When performing a perimeter assessment for an organisation we look to identify vulnerabilities and avenues of entry across an organisation's internet facing attack surface. This may include insecure websites, leaked or weak credentials, information disclosures, exposed administrative and other login portals, as well as a range of other things. Regardless of whether access is gained as part of such an engagement, all of the information collected feeds directly into pretext generation for a social engineering campaign. SaaS products would be recorded, staff details collected, and identity platforms identified. In a social engineering engagement, we would use OSINT to target this information, in a perimeter assessment we would collect it all naturally.

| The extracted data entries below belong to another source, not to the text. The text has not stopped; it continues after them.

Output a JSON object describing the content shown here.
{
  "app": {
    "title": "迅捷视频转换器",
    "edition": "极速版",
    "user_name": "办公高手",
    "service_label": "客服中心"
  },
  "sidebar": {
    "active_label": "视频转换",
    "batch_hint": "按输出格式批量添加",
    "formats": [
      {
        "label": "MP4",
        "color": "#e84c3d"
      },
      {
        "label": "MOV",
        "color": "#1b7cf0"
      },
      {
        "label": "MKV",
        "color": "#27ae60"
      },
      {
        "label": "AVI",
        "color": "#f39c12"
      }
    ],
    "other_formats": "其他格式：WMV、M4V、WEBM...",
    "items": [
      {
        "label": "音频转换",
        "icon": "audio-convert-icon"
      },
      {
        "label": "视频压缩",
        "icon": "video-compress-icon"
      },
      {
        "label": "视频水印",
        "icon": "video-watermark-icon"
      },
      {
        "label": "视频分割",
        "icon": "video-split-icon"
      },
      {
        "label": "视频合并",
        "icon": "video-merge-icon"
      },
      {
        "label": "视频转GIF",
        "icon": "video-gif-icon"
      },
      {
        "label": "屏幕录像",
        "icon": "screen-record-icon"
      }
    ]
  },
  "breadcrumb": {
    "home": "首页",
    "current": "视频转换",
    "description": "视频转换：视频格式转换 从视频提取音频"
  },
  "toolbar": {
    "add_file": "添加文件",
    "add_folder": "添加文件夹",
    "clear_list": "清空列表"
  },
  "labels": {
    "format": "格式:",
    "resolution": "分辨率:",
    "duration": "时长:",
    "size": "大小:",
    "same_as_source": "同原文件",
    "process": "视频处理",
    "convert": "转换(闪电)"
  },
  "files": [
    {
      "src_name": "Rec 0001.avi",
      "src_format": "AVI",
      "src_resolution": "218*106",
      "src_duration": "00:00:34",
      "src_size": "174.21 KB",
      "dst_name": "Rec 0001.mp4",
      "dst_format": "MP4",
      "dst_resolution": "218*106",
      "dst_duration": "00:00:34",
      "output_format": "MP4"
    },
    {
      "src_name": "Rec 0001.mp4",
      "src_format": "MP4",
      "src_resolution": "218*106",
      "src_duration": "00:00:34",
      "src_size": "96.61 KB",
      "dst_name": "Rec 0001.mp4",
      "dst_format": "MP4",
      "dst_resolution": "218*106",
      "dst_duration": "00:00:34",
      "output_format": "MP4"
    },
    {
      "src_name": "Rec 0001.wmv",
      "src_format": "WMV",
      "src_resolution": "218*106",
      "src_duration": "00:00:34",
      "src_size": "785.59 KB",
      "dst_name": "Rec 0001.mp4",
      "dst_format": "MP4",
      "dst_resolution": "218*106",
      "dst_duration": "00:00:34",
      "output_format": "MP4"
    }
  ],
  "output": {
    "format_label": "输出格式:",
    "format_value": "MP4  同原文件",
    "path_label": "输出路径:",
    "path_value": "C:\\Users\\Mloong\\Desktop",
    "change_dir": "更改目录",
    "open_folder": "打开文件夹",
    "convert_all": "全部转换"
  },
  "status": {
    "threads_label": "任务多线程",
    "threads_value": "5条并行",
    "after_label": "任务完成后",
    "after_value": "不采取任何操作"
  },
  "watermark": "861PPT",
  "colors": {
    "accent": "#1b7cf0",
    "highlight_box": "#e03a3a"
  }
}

Something that is often seen during assumed breach engagements is the creation of sterile starting points for attackers. Whether this is a new user account, or a cloned server, these resources lack the 'lived in' nature of the real thing. While operators are generally able to work around this, it can underrepresent the impact of what would occur should a real resource be compromised. If during our social engineering engagement, we successfully meet our objective of gaining access, then we can commence our assumed breach engagement no longer needing to 'assume'. The account used will have all the elements of being lived in, because it is.
Chaining these engagements together also allows an organisation to put into practice their defences, both technical and procedural, and assess their effectiveness across a full attack chain.
Key Takeaways
Adversary-driven social engineering fundamentally differs from traditional penetration testing by prioritising quality over quantity, patience over speed, and realism over metrics. Successful engagements require:
- Preparation time: Minimum 32 days for domain reputation building, with additional time for sender reputation and TLS certificate staging (72 hours minimum)
- Flexible targeting: Avoid restrictive target lists; allowing operators to identify and pursue the most realistic attack paths
- Unrestricted delivery mechanisms: Enable multiple delivery methods (email, SMS, voice, in-person) to reflect real adversary behaviour
- Precision over volume: One successful compromise is better than dozens of detected attempts
- Pre-defined post-compromise actions: Establish clear rules of engagement before the campaign begins, including time-sensitive actions like Shadow MFA
- Gradual execution: Conduct engagements over weeks, not days, to provide defenders realistic opportunities for detection
- Integration with broader assessments: Combine with technical perimeter assessment and (assumed) environment breach engagements for comprehensive attack chain testing
The most effective adversary-driven social engineering engagements mirror sophisticated threat actor behaviour: they are patient, precise, and designed to evade detection while demonstrating realistic organisational risk. Success is measured not by the number of emails sent, but by the ability to gain and maintain access while testing an organisation's detection and response capabilities under realistic conditions.